The cost of x flashlights is 6.50x.
The cost of y batteries is 1.50y.
According to the problem, the total cost should be $26.00, so we can write the equation:
6.50x + 1.50y= 26.00
Now, let's find all the possible combinations of x and y that satisfy this equation.
One possible combination is:
- 4 flashlights (x = 4) and 10 batteries (y = 10)

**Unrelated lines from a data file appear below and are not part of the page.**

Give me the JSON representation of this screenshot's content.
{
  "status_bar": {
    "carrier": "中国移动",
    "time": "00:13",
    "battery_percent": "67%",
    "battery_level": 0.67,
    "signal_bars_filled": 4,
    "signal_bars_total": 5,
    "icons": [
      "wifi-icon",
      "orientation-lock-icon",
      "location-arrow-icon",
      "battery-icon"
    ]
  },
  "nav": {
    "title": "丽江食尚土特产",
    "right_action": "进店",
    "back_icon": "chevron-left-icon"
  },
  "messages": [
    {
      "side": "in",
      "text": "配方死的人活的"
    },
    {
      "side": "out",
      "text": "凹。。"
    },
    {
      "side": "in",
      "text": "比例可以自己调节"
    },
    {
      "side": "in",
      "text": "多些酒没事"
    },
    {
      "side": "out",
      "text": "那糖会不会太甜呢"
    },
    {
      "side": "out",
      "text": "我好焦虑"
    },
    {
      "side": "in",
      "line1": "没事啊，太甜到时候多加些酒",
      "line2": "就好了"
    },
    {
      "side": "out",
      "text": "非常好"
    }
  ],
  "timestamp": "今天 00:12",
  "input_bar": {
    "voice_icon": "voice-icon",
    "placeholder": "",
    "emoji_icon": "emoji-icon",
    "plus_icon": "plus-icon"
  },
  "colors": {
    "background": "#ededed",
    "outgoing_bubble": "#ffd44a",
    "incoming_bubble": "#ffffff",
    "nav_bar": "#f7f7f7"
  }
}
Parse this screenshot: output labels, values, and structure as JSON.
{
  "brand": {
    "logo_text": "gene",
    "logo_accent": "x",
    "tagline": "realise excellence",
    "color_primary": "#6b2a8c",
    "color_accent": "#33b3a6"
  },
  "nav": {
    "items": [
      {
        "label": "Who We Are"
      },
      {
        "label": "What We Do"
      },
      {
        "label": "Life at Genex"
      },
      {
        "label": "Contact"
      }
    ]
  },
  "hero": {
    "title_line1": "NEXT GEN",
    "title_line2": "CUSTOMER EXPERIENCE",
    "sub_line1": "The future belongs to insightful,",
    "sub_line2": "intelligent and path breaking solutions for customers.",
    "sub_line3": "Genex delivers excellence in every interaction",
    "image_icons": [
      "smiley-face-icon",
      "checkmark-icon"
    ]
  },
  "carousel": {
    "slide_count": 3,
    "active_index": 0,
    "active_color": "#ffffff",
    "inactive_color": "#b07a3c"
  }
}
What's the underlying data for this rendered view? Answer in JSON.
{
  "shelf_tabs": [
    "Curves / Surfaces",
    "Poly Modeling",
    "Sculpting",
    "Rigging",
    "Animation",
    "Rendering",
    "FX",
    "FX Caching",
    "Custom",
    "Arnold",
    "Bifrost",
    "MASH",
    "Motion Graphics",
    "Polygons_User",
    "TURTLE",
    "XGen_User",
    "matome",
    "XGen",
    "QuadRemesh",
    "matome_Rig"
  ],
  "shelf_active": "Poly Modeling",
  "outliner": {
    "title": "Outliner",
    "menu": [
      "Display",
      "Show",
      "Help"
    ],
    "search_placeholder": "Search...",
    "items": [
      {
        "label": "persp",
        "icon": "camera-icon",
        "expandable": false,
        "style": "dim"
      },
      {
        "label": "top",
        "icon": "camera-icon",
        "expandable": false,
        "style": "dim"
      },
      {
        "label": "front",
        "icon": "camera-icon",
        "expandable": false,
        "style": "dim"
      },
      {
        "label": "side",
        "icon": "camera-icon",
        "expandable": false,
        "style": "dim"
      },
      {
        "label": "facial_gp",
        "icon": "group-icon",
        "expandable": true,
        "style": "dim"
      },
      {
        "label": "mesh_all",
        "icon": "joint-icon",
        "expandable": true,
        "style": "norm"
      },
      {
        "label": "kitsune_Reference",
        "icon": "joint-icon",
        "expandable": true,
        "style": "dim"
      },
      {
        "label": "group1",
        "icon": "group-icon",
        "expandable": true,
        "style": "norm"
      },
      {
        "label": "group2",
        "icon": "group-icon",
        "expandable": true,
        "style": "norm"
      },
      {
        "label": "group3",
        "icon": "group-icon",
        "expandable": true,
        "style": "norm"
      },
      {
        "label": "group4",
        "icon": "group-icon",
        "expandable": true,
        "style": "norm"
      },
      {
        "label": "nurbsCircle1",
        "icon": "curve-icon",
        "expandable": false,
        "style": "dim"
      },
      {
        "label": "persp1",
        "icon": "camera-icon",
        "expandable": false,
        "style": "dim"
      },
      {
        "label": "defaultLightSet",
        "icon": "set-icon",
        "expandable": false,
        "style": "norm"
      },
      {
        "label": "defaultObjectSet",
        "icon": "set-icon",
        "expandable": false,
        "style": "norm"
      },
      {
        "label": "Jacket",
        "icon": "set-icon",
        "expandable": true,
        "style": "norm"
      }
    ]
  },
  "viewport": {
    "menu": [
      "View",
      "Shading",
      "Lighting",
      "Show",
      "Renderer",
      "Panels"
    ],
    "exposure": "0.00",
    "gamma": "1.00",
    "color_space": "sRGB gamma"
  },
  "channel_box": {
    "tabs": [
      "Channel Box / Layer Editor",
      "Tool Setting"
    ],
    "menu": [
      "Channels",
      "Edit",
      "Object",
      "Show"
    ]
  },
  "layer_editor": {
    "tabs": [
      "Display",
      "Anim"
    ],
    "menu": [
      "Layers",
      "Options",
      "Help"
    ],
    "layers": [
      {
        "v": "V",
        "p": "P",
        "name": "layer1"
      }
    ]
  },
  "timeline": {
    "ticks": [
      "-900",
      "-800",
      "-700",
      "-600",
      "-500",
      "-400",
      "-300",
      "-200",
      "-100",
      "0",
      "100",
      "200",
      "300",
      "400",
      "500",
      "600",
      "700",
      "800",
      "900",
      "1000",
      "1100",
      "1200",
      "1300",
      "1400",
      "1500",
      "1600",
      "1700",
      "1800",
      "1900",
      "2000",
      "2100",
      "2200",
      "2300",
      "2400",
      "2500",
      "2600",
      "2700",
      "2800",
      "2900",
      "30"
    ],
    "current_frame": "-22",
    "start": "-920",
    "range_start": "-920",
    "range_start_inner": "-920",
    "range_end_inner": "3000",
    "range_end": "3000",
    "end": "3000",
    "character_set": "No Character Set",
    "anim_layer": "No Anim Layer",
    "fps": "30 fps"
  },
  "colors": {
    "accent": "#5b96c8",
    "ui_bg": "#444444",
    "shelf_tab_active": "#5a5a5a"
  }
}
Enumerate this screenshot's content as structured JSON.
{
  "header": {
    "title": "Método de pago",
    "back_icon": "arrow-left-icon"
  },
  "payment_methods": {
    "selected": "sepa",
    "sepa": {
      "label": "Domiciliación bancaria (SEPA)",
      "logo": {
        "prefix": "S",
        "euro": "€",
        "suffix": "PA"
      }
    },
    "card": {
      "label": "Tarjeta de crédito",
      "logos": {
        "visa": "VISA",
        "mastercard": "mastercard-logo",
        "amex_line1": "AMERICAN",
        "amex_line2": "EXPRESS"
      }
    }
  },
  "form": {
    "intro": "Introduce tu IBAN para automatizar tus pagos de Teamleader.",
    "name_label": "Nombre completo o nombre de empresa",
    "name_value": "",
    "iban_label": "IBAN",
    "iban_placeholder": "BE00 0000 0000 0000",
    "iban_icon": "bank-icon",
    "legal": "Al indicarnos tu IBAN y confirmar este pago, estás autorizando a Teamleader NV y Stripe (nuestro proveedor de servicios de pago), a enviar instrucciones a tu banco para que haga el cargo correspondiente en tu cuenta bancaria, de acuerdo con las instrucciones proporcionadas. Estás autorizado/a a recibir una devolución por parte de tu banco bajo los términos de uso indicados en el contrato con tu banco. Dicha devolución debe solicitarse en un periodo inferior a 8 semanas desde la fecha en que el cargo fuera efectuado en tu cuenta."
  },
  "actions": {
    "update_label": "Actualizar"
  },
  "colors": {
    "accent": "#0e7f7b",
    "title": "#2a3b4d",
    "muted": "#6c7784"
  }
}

Let's check if this combination satisfies the equation: 6.50(4) + 1.50(10) = 26.00
26.00 + 15.00 = 26.00
26.00
26.00
Since the equation is satisfied, the combination of 4 flashlights and 10 batteries is valid.
Another combination could be:
- 10 flashlights (x = 10) and 4 batteries (y = 4)
Let's check if this combination satisfies the equation: 6.50(10) + 1.50(4) = 26.00
65.00 +6.00 = 26.00
71.00 26.00
Since the equation is not satisfied, the combination of 10 flashlights and 4 batteries
is not valid.
Therefore, the only combination that satisfies the equation and costs exactly $26.00 is 4 flashlights and 10 batteries.